The New York Proposal

Although Attorney General Schneiderman has not yet released the proposed text of the Financial Frauds Whistleblower Act, he has presented the general terms of his proposal. If passed by the New York State legislature, the proposal would provide monetary rewards to individuals who voluntarily provide original information, not previously known to the Attorney General, on illegal activity in the banking, securities, insurance, or financial services industries. Under the proposed legislation, whistleblowers would receive 10 to 30 percent of the money obtained in certain financial fraud cases if their information leads to a state enforcement action with sanctions of more than $1 million. The proposal also would protect employees against retaliation by strengthening existing labor protections to make it explicitly unlawful for employers to discharge, demote, suspend, or otherwise harass employees who report suspicious or fraudulent activity to supervisory or internal compliance staff. Attorney General Schneiderman thus promised his proposed law would be "the strongest, most comprehensive in the nation."

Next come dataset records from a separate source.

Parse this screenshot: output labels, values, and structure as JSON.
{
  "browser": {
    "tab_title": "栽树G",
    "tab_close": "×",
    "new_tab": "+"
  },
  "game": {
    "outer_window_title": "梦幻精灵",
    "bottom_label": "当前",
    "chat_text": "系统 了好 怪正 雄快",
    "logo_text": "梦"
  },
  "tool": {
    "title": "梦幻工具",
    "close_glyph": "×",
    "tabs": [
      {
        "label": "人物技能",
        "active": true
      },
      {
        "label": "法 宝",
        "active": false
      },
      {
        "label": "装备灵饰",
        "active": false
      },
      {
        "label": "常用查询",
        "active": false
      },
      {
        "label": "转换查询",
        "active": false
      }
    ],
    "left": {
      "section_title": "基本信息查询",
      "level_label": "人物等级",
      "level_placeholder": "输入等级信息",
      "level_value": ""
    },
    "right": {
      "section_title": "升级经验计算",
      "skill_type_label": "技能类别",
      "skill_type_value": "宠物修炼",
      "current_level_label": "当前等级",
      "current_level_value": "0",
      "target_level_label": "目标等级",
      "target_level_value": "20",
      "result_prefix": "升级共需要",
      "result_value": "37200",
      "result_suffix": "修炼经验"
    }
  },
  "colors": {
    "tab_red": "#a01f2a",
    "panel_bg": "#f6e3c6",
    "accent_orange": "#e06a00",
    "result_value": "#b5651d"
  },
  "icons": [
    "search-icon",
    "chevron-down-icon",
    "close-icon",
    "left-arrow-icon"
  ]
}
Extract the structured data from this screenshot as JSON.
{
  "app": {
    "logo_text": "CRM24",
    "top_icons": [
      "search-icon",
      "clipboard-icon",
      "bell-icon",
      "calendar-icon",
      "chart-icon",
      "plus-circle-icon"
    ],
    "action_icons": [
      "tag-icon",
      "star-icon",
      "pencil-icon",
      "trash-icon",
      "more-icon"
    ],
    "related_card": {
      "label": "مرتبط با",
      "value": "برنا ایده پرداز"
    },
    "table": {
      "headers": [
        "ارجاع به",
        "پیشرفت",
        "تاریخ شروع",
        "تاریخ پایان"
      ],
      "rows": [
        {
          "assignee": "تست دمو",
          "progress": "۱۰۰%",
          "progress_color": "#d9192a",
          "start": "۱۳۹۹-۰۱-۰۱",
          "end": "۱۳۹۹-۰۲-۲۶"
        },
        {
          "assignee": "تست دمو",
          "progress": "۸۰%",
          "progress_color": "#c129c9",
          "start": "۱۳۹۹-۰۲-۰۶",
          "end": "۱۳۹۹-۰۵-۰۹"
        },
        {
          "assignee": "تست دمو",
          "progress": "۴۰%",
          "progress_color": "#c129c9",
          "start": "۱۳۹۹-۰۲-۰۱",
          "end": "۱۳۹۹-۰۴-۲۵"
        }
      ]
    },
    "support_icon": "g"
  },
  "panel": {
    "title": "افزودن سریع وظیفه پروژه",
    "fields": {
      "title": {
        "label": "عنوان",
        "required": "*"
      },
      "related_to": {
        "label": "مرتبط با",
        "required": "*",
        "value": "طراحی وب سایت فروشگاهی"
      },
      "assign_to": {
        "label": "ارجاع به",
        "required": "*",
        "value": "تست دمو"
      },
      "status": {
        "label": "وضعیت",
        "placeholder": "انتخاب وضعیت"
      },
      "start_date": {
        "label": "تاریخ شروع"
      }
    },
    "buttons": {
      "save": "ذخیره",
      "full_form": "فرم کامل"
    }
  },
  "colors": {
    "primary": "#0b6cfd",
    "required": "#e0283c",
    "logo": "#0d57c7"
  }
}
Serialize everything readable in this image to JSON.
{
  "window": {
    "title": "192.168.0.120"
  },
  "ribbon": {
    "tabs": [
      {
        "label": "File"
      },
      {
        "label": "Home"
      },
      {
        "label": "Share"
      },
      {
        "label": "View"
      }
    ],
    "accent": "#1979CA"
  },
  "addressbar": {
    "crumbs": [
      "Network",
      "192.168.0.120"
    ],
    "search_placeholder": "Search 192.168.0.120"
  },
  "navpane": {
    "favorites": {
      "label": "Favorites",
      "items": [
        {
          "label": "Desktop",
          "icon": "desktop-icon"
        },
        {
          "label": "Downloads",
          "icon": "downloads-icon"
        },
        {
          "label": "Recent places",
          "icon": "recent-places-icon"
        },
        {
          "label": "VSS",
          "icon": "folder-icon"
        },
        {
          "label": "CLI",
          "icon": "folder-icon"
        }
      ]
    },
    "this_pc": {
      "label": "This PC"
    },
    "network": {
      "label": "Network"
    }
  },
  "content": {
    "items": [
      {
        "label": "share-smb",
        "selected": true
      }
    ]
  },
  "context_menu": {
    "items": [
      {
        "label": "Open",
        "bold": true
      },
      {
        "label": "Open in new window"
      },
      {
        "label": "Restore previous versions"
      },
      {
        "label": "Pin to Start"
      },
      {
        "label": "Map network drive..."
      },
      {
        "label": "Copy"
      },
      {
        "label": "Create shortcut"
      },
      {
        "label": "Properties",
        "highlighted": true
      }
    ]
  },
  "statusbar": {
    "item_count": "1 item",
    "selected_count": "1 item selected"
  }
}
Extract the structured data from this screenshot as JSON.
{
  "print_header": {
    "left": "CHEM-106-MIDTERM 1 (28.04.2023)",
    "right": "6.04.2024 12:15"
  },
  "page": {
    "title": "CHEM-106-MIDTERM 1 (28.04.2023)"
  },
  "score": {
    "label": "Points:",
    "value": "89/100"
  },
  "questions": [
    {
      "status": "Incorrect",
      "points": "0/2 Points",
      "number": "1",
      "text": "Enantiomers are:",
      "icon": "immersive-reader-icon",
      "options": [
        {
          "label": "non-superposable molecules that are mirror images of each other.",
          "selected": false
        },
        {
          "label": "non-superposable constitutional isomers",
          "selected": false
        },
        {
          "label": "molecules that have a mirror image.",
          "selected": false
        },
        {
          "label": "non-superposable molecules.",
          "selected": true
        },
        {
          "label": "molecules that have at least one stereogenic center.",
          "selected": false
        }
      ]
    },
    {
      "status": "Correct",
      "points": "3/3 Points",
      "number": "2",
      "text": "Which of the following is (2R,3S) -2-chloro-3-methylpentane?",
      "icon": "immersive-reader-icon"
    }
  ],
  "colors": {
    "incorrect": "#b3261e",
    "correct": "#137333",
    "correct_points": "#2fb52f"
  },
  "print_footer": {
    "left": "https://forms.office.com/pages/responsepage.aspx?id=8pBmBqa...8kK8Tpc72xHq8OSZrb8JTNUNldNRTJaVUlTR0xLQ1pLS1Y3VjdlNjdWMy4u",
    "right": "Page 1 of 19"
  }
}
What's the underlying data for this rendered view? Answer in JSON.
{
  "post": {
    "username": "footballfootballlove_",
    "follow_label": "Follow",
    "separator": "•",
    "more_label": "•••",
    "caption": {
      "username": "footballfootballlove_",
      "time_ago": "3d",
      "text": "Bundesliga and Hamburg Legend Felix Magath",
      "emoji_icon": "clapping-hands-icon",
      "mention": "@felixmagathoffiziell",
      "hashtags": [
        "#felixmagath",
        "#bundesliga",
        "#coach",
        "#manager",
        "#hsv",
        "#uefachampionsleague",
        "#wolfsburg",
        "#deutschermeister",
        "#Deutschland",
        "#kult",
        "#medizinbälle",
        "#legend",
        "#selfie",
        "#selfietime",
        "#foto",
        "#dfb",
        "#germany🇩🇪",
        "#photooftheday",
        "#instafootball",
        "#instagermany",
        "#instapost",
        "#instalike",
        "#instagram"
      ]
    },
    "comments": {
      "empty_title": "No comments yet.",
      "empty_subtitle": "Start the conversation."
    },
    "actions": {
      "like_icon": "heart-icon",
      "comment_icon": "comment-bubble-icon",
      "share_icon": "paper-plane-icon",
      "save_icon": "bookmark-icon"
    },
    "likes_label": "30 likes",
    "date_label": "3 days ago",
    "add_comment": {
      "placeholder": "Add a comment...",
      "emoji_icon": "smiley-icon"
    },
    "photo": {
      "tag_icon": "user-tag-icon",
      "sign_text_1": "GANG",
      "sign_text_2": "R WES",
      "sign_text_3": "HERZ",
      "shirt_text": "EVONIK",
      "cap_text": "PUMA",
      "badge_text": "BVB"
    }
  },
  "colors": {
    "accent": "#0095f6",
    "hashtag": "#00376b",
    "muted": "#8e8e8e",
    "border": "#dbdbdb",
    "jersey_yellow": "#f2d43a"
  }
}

Whistleblower Incentives are Greater than Ever

This most recent announcement reflects a widespread trend toward strengthening the incentives for whistleblowers to come forward with information regarding possible fraud or misconduct. The potentially lucrative -- and in some cases life-changing -- rewards that are available under the federal Dodd-Frank Act have garnered much attention. But the less-noticed New York proposal could likewise have a significant impact, because New York regulators and enforcement agencies have been very active in bringing some of the largest investigations and enforcement actions in the financial sector. For example, in the three years since it was created, the New York State Department of Financial Services (DFS) has obtained more than $3 billion in fines from banks around the world, including $2.2 billion from BNP Paribas, $340 million from Standard Charter, and $250 million from the Bank of Tokyo Mitsubishi. DFS has also imposed independent compliance monitors in many settlements.

On the federal level, the SEC has already pushed to bring more whistleblower cases since the 2010 passage of the Dodd-Frank financial reform bill, which created the Agency's whistleblower program. The addition of §21F to the Securities Exchange Act of 1934, codified at 15 U.S.C. §78u, mandates a reward of 10 to 30 percent of any money the government collects from an enforcement action based on "original" information received from the whistleblower resulting in sanctions (including fines, disgorgement, and interest) against the company in excess of $1,000,000. It appears that whistleblowers have been encouraged by the program, with the SEC fielding 3,620 tips on potential violations in 2014. This represents a 21 percent increase from two years before.

Importantly, government officials are aggressively looking for any signs of retaliation against whistleblowers or other efforts to silence whistleblowers. According to The Wall Street Journal, the SEC recently launched a probe into an undisclosed number of companies, asking them to turn over every nondisclosure, confidentiality, severance, and settlement agreement they entered into with employees since Dodd-Frank went into effect.

Implications for Your Company

If the New York Attorney General is correct and the proposed law amounts to the "gold standard" in whistleblower regulation, the legal and compliance landscape for companies will be more treacherous than ever. This makes it all the more important that companies have sophisticated compliance programs that are appropriately tailored to the companies' risk profiles, and that companies move quickly to investigate allegations and evidence of misconduct. While even the most effective compliance program cannot prevent all potential wrongdoing, history has shown that enforcement agencies are particularly focused on the extent to which companies that are under investigation took steps to prevent misconduct and how those companies responded when evidence of misconduct came to light. Failure to act quickly and appropriately can cost your company greatly -- and it can provide an enormous windfall to opportunistic employees who stumble upon evidence of wrongdoing.